Vale lembrar que, de fato, o governo brasileiro já manifestou preocupação. Em nota oficial, o Ministério das Relações Exteriores expressou apreensão e condenou a declaração do Alto Comando Militar que assumiu o poder. O Brasil apelou a todas as forças políticas de Guiné-Bissau para buscar o diálogo pacífico com vistas ao retorno à ordem constitucional.
Para Samuel, esse tipo de mobilização diplomática pode ajudar a preservar a credibilidade da Guiné-Bissau no cenário global, proteger os direitos da população e evitar que o país se transforme em um exemplo internacional de retrocesso democrático.

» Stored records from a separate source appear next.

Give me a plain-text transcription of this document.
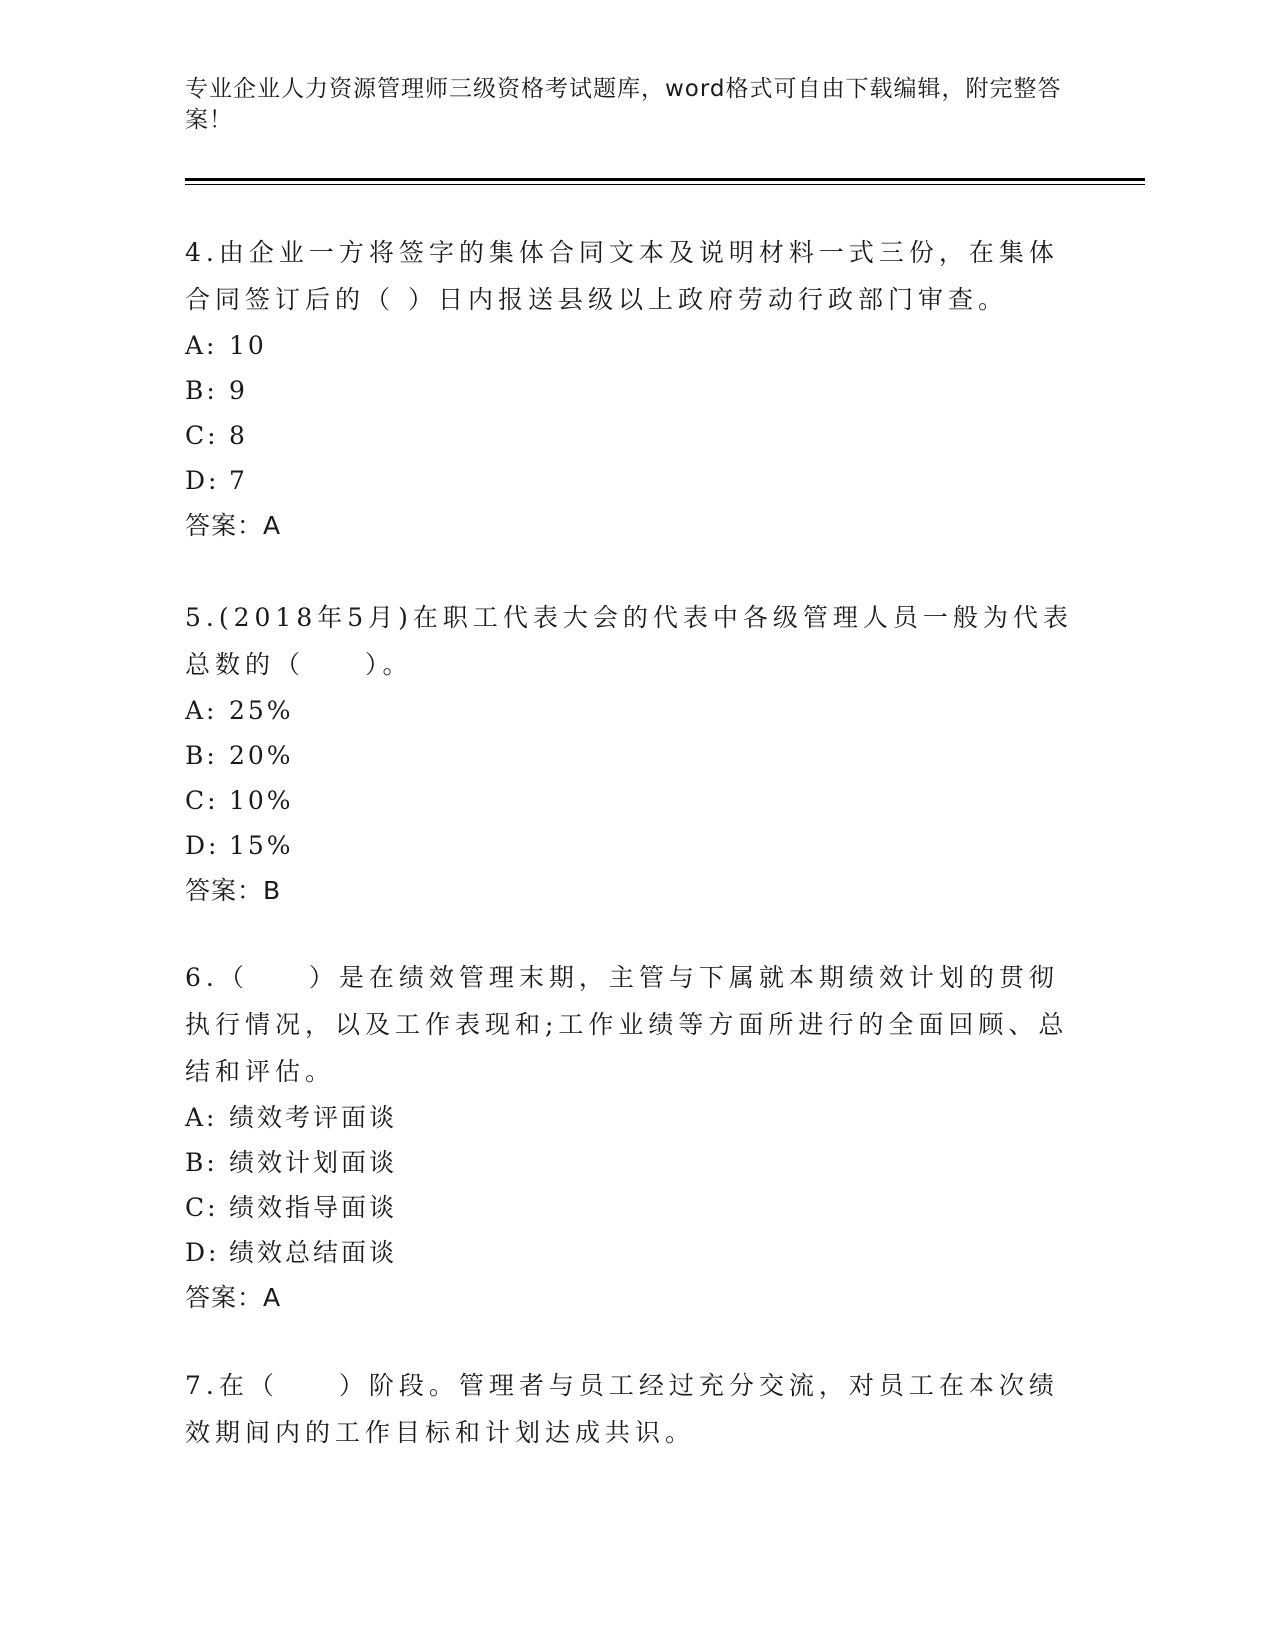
专业企业人力资源管理师三级资格考试题库，word格式可自由下载编辑，附完整答案！

4.由企业一方将签字的集体合同文本及说明材料一式三份，在集体合同签订后的（ ）日内报送县级以上政府劳动行政部门审查。

A: 10
B: 9
C: 8
D: 7

答案：A

5.(2018年5月)在职工代表大会的代表中各级管理人员一般为代表总数的（　　）。

A: 25%
B: 20%
C: 10%
D: 15%

答案：B

6.（　　）是在绩效管理末期，主管与下属就本期绩效计划的贯彻执行情况，以及工作表现和;工作业绩等方面所进行的全面回顾、总结和评估。

A: 绩效考评面谈
B: 绩效计划面谈
C: 绩效指导面谈
D: 绩效总结面谈

答案：A

7.在（　　）阶段。管理者与员工经过充分交流，对员工在本次绩效期间内的工作目标和计划达成共识。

O secretário-geral da ONU, António Guterres, disse estar "profundamente preocupado" com a situação e denunciou que "qualquer desrespeito pela vontade do povo que votou pacificamente durante as eleições gerais de 23 de novembro constitui uma violação inaceitável dos princípios democráticos".
Aumento de golpes na África — por que a Guiné-Bissau é diferente
Nos últimos anos, a África Ocidental e o Sahel têm sido marcados por uma sucessão de golpes militares — no Mali, Níger, Burquina Faso, entre outros. A Guiné-Bissau junta-se agora à estatística. No entanto, Samuel Comprido sustenta que o caso guineense apresenta particularidades que o diferenciam.
Para ele, ao contrário de cenários onde os golpes são justificados por crises de transição ou por forças coloniais, ou neocoloniais ainda em atuação, “em uma situação como a nossa não há uma justificativa plausível”. Ele aponta que não havia alegações sustentáveis de fraude eleitoral capaz de justificar um golpe, tampouco haveria uma situação de “transição colonial”.
Além disso, ele argumenta que no caso da Guiné-Bissau não há um contexto de guerra civil ou invasão externa. “A narrativa difundida por militares é a de que havia uma tentativa de subversão da ordem, de manipulação dos resultados eleitorais. Mas essa tentativa só pode vir do regime que está no poder, do regime que se sente ameaçado se de fato for confirmado pela comissão eleitoral.”
Localizada entre Senegal e Guiné, Guiné-Bissau já havia registrado quatro golpes de Estado e várias tentativas de tomada do poder desde a sua independência de Portugal, em 1974.
O pesquisador afirma o golpe de 26 de novembro de 2025 não pode ser comparado aos golpes “tradicionais” da região. Para ele, a ação representa, antes, um retrocesso institucional forjado por atores internos para perpetuação de poder. "Aceitar esse tipo de ruptura seria abrir mão de tudo o que as sociedades africanas, em particular a Guiné-Bissau, conquistaram de democracia e direitos nas últimas décadas", apontou.